Sur la base des ratios de productivité britanniques (8.000 dossiers de visas par agent titulaire), il a conclu qu'il manquerait 50 agents titulaires dans les services des visas. Notant que le ministère des affaires étrangères n'avait jamais voulu arbitrer entre des emplois au sein de son réseau culturel et de coopération, malgré la transmission de compétences à l'agence française de développement, et les besoins des services visas, il a considéré que la création d'un ministère de l'immigration devait déboucher sur une mission nouvelle au sens de la LOLF, regroupant les crédits et les emplois des services des étrangers des préfectures, de l'agence nationale d`accueil des étrangers et des migrations, des services des visas, y compris une large part de l'état civil, et des centres de rétention administrative, l'objectif étant de permettre des arbitrages cohérents, entre investissement « préventif » dans les services des visas et les coûts des reconduites à la frontière. Il a par ailleurs fait valoir que des pistes d'économies existaient, l'administration française ayant un ratio administration centrale/consulats plus important que son homologue anglaise, et que la création d'une administration centrale au ministère de l'immigration pouvait dégager des synergies. Enfin, plutôt que de créer des emplois, il rappelé l'opportunité de débloquer des crédits pour payer les heures supplémentaires afin de faire face, sans création d'emplois aux pics d'activité.

Un débat s'est ensuite engagé.

M. Jean Arthuis, président, s'est félicité que le rapporteur spécial se soit penché sur un secteur essentiel pour la maîtrise des flux migratoires. Il s'est demandé si la création de consulats communs aux pays de l'espace Schengen ne pouvait pas susciter des économies.
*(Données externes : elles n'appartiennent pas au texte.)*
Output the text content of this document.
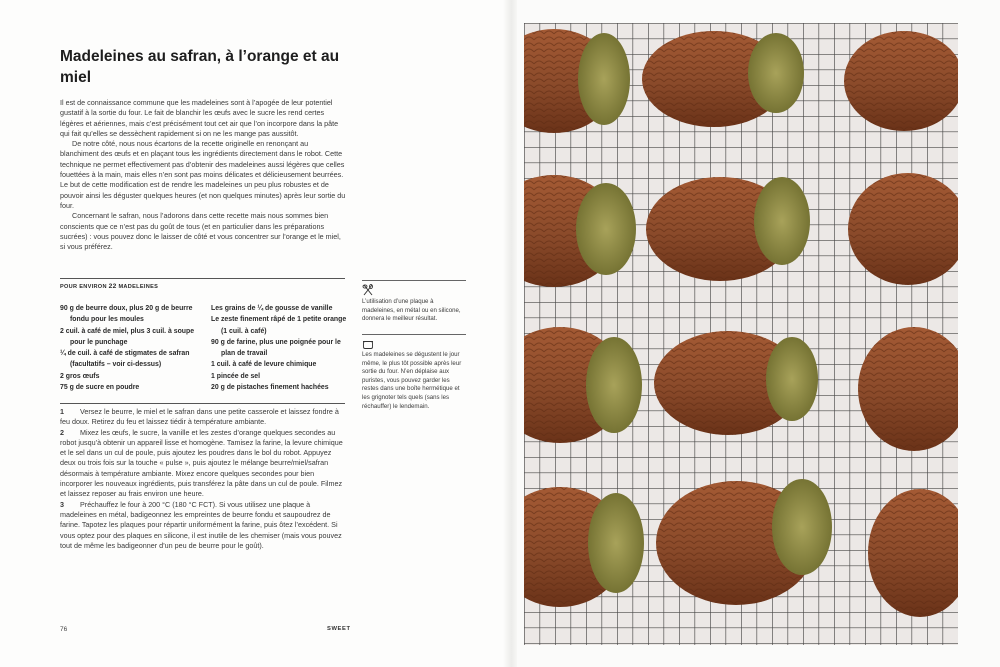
Madeleines au safran, à l’orange et au miel

Il est de connaissance commune que les madeleines sont à l’apogée de leur potentiel gustatif à la sortie du four. Le fait de blanchir les œufs avec le sucre les rend certes légères et aériennes, mais c’est précisément tout cet air que l’on incorpore dans la pâte qui fait qu’elles se dessèchent rapidement si on ne les mange pas aussitôt.

De notre côté, nous nous écartons de la recette originelle en renonçant au blanchiment des œufs et en plaçant tous les ingrédients directement dans le robot. Cette technique ne permet effectivement pas d’obtenir des madeleines aussi légères que celles fouettées à la main, mais elles n’en sont pas moins délicates et délicieusement beurrées. Le but de cette modification est de rendre les madeleines un peu plus robustes et de pouvoir ainsi les déguster quelques heures (et non quelques minutes) après leur sortie du four.

Concernant le safran, nous l’adorons dans cette recette mais nous sommes bien conscients que ce n’est pas du goût de tous (et en particulier dans les préparations sucrées) : vous pouvez donc le laisser de côté et vous concentrer sur l’orange et le miel, si vous préférez.

POUR ENVIRON 22 MADELEINES
90 g de beurre doux, plus 20 g de beurre fondu pour les moules
2 cuil. à café de miel, plus 3 cuil. à soupe pour le punchage
¼ de cuil. à café de stigmates de safran (facultatifs – voir ci-dessus)
2 gros œufs
75 g de sucre en poudre
Les grains de ¼ de gousse de vanille
Le zeste finement râpé de 1 petite orange (1 cuil. à café)
90 g de farine, plus une poignée pour le plan de travail
1 cuil. à café de levure chimique
1 pincée de sel
20 g de pistaches finement hachées
1 Versez le beurre, le miel et le safran dans une petite casserole et laissez fondre à feu doux. Retirez du feu et laissez tiédir à température ambiante.
2 Mixez les œufs, le sucre, la vanille et les zestes d’orange quelques secondes au robot jusqu’à obtenir un appareil lisse et homogène. Tamisez la farine, la levure chimique et le sel dans un cul de poule, puis ajoutez les poudres dans le bol du robot. Appuyez deux ou trois fois sur la touche « pulse », puis ajoutez le mélange beurre/miel/safran désormais à température ambiante. Mixez encore quelques secondes pour bien incorporer les nouveaux ingrédients, puis transférez la pâte dans un cul de poule. Filmez et laissez reposer au frais environ une heure.
3 Préchauffez le four à 200 °C (180 °C FCT). Si vous utilisez une plaque à madeleines en métal, badigeonnez les empreintes de beurre fondu et saupoudrez de farine. Tapotez les plaques pour répartir uniformément la farine, puis ôtez l’excédent. Si vous optez pour des plaques en silicone, il est inutile de les chemiser (mais vous pouvez tout de même les badigeonner d’un peu de beurre pour le goût).
L’utilisation d’une plaque à madeleines, en métal ou en silicone, donnera le meilleur résultat.
Les madeleines se dégustent le jour même, le plus tôt possible après leur sortie du four. N’en déplaise aux puristes, vous pouvez garder les restes dans une boîte hermétique et les grignoter tels quels (sans les réchauffer) le lendemain.
76	SWEET
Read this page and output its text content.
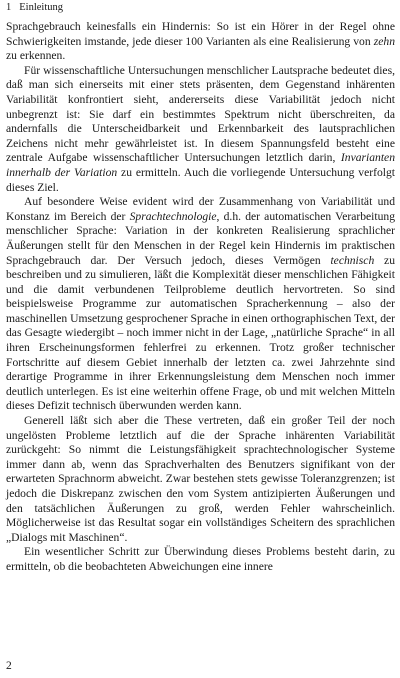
1 Einleitung

Sprachgebrauch keinesfalls ein Hindernis: So ist ein Hörer in der Regel ohne Schwierigkeiten imstande, jede dieser 100 Varianten als eine Realisierung von zehn zu erkennen.

Für wissenschaftliche Untersuchungen menschlicher Lautsprache bedeutet dies, daß man sich einerseits mit einer stets präsenten, dem Gegenstand inhärenten Variabilität konfrontiert sieht, andererseits diese Variabilität jedoch nicht unbegrenzt ist: Sie darf ein bestimmtes Spektrum nicht überschreiten, da andernfalls die Unterscheidbarkeit und Erkennbarkeit des lautsprachlichen Zeichens nicht mehr gewährleistet ist. In diesem Spannungsfeld besteht eine zentrale Aufgabe wissenschaftlicher Untersuchungen letztlich darin, Invarianten innerhalb der Variation zu ermitteln. Auch die vorliegende Untersuchung verfolgt dieses Ziel.

Auf besondere Weise evident wird der Zusammenhang von Variabilität und Konstanz im Bereich der Sprachtechnologie, d.h. der automatischen Verarbeitung menschlicher Sprache: Variation in der konkreten Realisierung sprachlicher Äußerungen stellt für den Menschen in der Regel kein Hindernis im praktischen Sprachgebrauch dar. Der Versuch jedoch, dieses Vermögen technisch zu beschreiben und zu simulieren, läßt die Komplexität dieser menschlichen Fähigkeit und die damit verbundenen Teilprobleme deutlich hervortreten. So sind beispielsweise Programme zur automatischen Spracherkennung – also der maschinellen Umsetzung gesprochener Sprache in einen orthographischen Text, der das Gesagte wiedergibt – noch immer nicht in der Lage, „natürliche Sprache“ in all ihren Erscheinungsformen fehlerfrei zu erkennen. Trotz großer technischer Fortschritte auf diesem Gebiet innerhalb der letzten ca. zwei Jahrzehnte sind derartige Programme in ihrer Erkennungsleistung dem Menschen noch immer deutlich unterlegen. Es ist eine weiterhin offene Frage, ob und mit welchen Mitteln dieses Defizit technisch überwunden werden kann.

Generell läßt sich aber die These vertreten, daß ein großer Teil der noch ungelösten Probleme letztlich auf die der Sprache inhärenten Variabilität zurückgeht: So nimmt die Leistungsfähigkeit sprachtechnologischer Systeme immer dann ab, wenn das Sprachverhalten des Benutzers signifikant von der erwarteten Sprachnorm abweicht. Zwar bestehen stets gewisse Toleranzgrenzen; ist jedoch die Diskrepanz zwischen den vom System antizipierten Äußerungen und den tatsächlichen Äußerungen zu groß, werden Fehler wahrscheinlich. Möglicherweise ist das Resultat sogar ein vollständiges Scheitern des sprachlichen „Dialogs mit Maschinen“.

Ein wesentlicher Schritt zur Überwindung dieses Problems besteht darin, zu ermitteln, ob die beobachteten Abweichungen eine innere

2
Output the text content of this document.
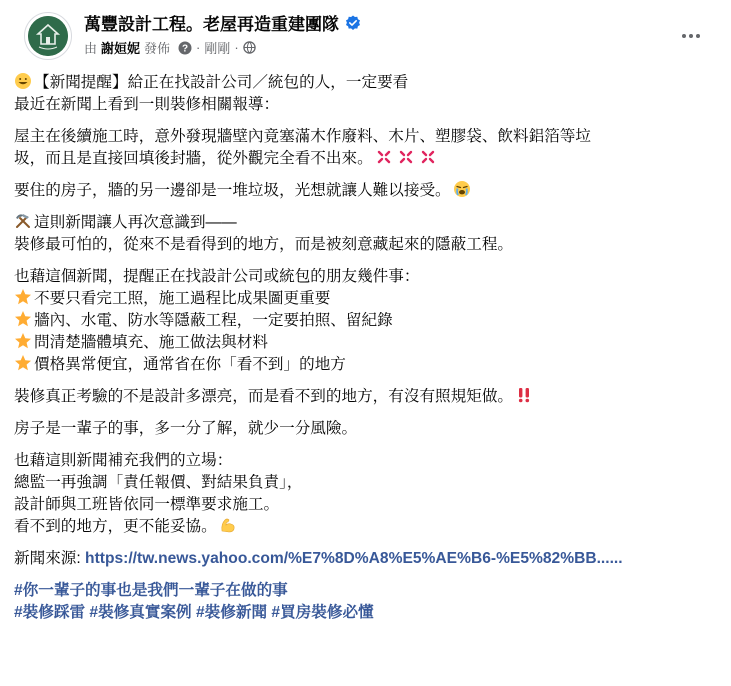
萬豐設計工程。老屋再造重建團隊
由 謝姮妮 發佈 ? · 剛剛 ·
【新聞提醒】給正在找設計公司／統包的人，一定要看
最近在新聞上看到一則裝修相關報導：
屋主在後續施工時，意外發現牆壁內竟塞滿木作廢料、木片、塑膠袋、飲料鋁箔等垃
圾，而且是直接回填後封牆，從外觀完全看不出來。
要住的房子，牆的另一邊卻是一堆垃圾，光想就讓人難以接受。
這則新聞讓人再次意識到——
裝修最可怕的，從來不是看得到的地方，而是被刻意藏起來的隱蔽工程。
也藉這個新聞，提醒正在找設計公司或統包的朋友幾件事：
不要只看完工照，施工過程比成果圖更重要
牆內、水電、防水等隱蔽工程，一定要拍照、留紀錄
問清楚牆體填充、施工做法與材料
價格異常便宜，通常省在你「看不到」的地方
裝修真正考驗的不是設計多漂亮，而是看不到的地方，有沒有照規矩做。
房子是一輩子的事，多一分了解，就少一分風險。
也藉這則新聞補充我們的立場：
總監一再強調「責任報價、對結果負責」，
設計師與工班皆依同一標準要求施工。
看不到的地方，更不能妥協。
新聞來源: https://tw.news.yahoo.com/%E7%8D%A8%E5%AE%B6-%E5%82%BB......
#你一輩子的事也是我們一輩子在做的事
#裝修踩雷 #裝修真實案例 #裝修新聞 #買房裝修必懂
M. Philippe Marini, rapporteur général, a évoqué le fonctionnement du service des visas du consulat général de France en Ukraine, qui avait été entaché d'un cas de corruption ayant empêché le bon fonctionnement de l'administration consulaire et souhaité que l'on obtienne davantage d'informations du Quai d'Orsay sur le sort réservé à cet agent.

M. Richard Yung, sénateur, membre de la commission des lois, après avoir évoqué les cas de corruption survenus dans certains pays, a souhaité rappeler la difficulté de la tâche des services des visas.

M. Robert del Picchia, sénateur, membre de la commission des affaires étrangères, de la défense et des forces armées, a fait valoir la difficulté de détecter les cas de corruption, citant un cas survenu au consulat général de France à Téhéran où le service des visas semblait pourtant fonctionner à la satisfaction générale. Il a souligné l'intérêt d'assurer une rotation des agents entre les différents postes de travail.

M. Adrien Gouteyron, rapporteur spécial, a souligné la difficulté de constituer des consulats communs européens, alors que les politiques, les procédures et les critères restaient nationaux. S'agissant des cas de corruption, qui ne remettaient nullement en cause l'excellent travail de l'immense majorité des agents des services des visas, il a souligné qu'il s'agissait là d'une question difficile, qui demandait une action patiente et systématique.

La commission a donné acte, à l'unanimité, à M. Adrien Gouteyron, rapporteur spécial, de sa communication et en a autorisé la publication sous la forme d'un rapport d'information.